Although tuberculosis has been largely eradicated among native-born Americans, it remains common in Asian countries, officials at the federal Center for Disease Control said yesterday. In Arlington, where the latest case was found, officials conduct a regular TB prevention program in the schools, where nearly one out of every 10 students is an Asian.

That ratio is higher at Kenmore where nearly one out of every four students is a new arrival to the U.S., mostly from Asian and Latin American countries.

TB cases are considered even more rare in the suburbs than in cities.

Health officials said they believe there is no reason for Arlington parents to be overly concerned. "Tuberculosis is not a highly communicable disease," said Dr. Kenneth Powell, an official of the federal disease center's tuberculosis control division.

The disease typically thrives in large families and in crowded housing areas. It is caused by a bacteria that settles in a person's lungs.

The bacteria can live for years without, causing symptoms but at other times the disease can flare into an active case, causing a cough that can spread disease to others and an infection that can attack other organs.

A person with active TB has a fever, loses weight and feels rundown.
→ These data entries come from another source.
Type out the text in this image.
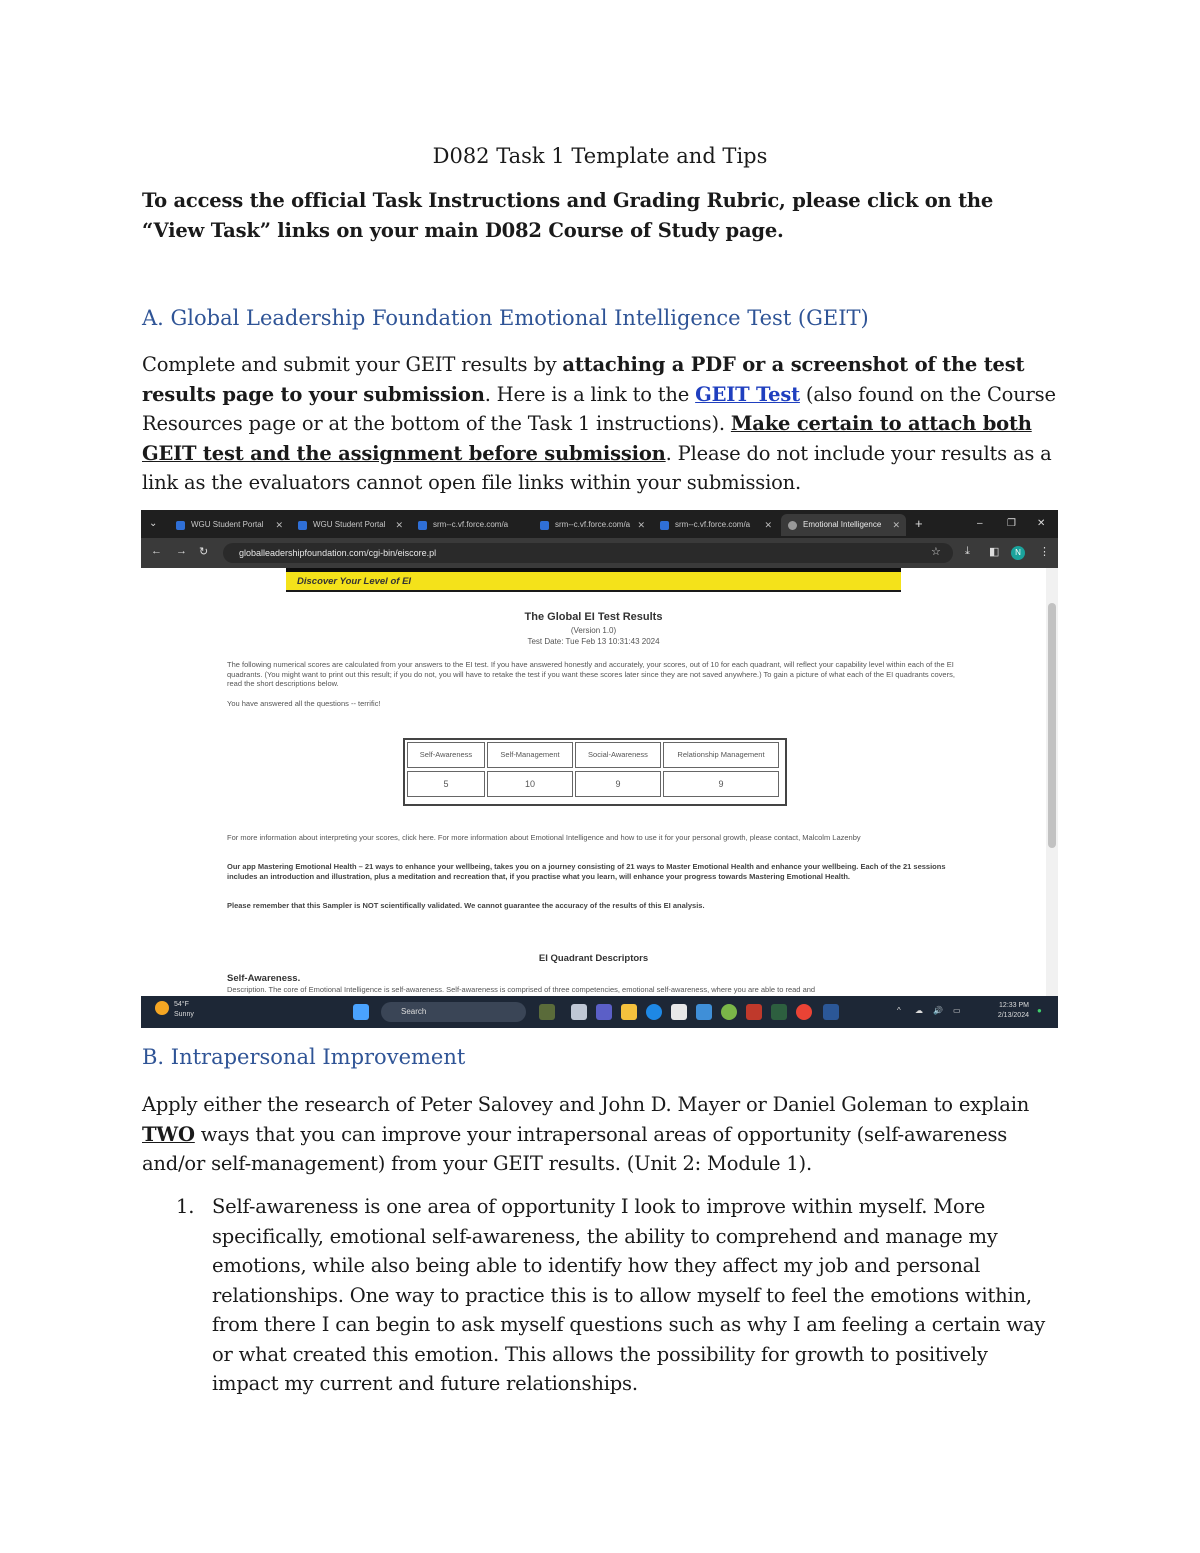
D082 Task 1 Template and Tips
To access the official Task Instructions and Grading Rubric, please click on the “View Task” links on your main D082 Course of Study page.
A. Global Leadership Foundation Emotional Intelligence Test (GEIT)
Complete and submit your GEIT results by attaching a PDF or a screenshot of the test results page to your submission. Here is a link to the GEIT Test (also found on the Course Resources page or at the bottom of the Task 1 instructions). Make certain to attach both GEIT test and the assignment before submission. Please do not include your results as a link as the evaluators cannot open file links within your submission.
⌄	WGU Student Portal ✕	WGU Student Portal ✕	srm--c.vf.force.com/a	srm--c.vf.force.com/a ✕	srm--c.vf.force.com/a ✕	Emotional Intelligence ✕ +	– ❐ ✕
← → ↻	globalleadershipfoundation.com/cgi-bin/eiscore.pl	☆ ⤓ ◧	N	⋮
Discover Your Level of EI
The Global EI Test Results
(Version 1.0)
Test Date: Tue Feb 13 10:31:43 2024
The following numerical scores are calculated from your answers to the EI test. If you have answered honestly and accurately, your scores, out of 10 for each quadrant, will reflect your capability level within each of the EI quadrants. (You might want to print out this result; if you do not, you will have to retake the test if you want these scores later since they are not saved anywhere.) To gain a picture of what each of the EI quadrants covers, read the short descriptions below.
You have answered all the questions -- terrific!
Self-Awareness	Self-Management	Social-Awareness	Relationship Management
5	10	9	9
For more information about interpreting your scores, click here. For more information about Emotional Intelligence and how to use it for your personal growth, please contact, Malcolm Lazenby
Our app Mastering Emotional Health – 21 ways to enhance your wellbeing, takes you on a journey consisting of 21 ways to Master Emotional Health and enhance your wellbeing. Each of the 21 sessions includes an introduction and illustration, plus a meditation and recreation that, if you practise what you learn, will enhance your progress towards Mastering Emotional Health.
Please remember that this Sampler is NOT scientifically validated. We cannot guarantee the accuracy of the results of this EI analysis.
EI Quadrant Descriptors
Self-Awareness.
Description. The core of Emotional Intelligence is self-awareness. Self-awareness is comprised of three competencies, emotional self-awareness, where you are able to read and
54°F
Sunny	Search	^ ☁ 🔊 ▭
12:33 PM
2/13/2024
●
B. Intrapersonal Improvement
Apply either the research of Peter Salovey and John D. Mayer or Daniel Goleman to explain TWO ways that you can improve your intrapersonal areas of opportunity (self-awareness and/or self-management) from your GEIT results. (Unit 2: Module 1).
1. Self-awareness is one area of opportunity I look to improve within myself. More specifically, emotional self-awareness, the ability to comprehend and manage my emotions, while also being able to identify how they affect my job and personal relationships. One way to practice this is to allow myself to feel the emotions within, from there I can begin to ask myself questions such as why I am feeling a certain way or what created this emotion. This allows the possibility for growth to positively impact my current and future relationships.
Early, inactive TB usually is not evident even on a chest X-ray and must be diagnosed by a special skin test.

Virginia law requires that all incoming students -- including new arrivals from other countries -- be immunized against polio, diptheria, tetanus and measles. Public health officials in each jurisdiction are attempting to screen new immigrants for TB, but they say their efforts are frustrated because newly arrived persons often are hard to locate.

Last fall active TB was discovered among two newly arrive Indochinese high school students in Montgomery County.

"We didn't panic but some parents did," said Dr. Harold I. Passes, the county's chief of public health. Passes said that students and staff who came into close contact with the students received skin tests to determine whether they had contracted the disease. No other active cases were discovered, Passes said.

'We didn't do mass testings because if we did that we'd be doing nothing else," said Passes. He said he believed a mass testing program such as Arlington's was "a sheer waste of time."

Patricia Wireman, an Arlington school nurse, defended the mass testing program. "Maybe we're just stricter than other places, but who's to say who this student came in contact with?" she said.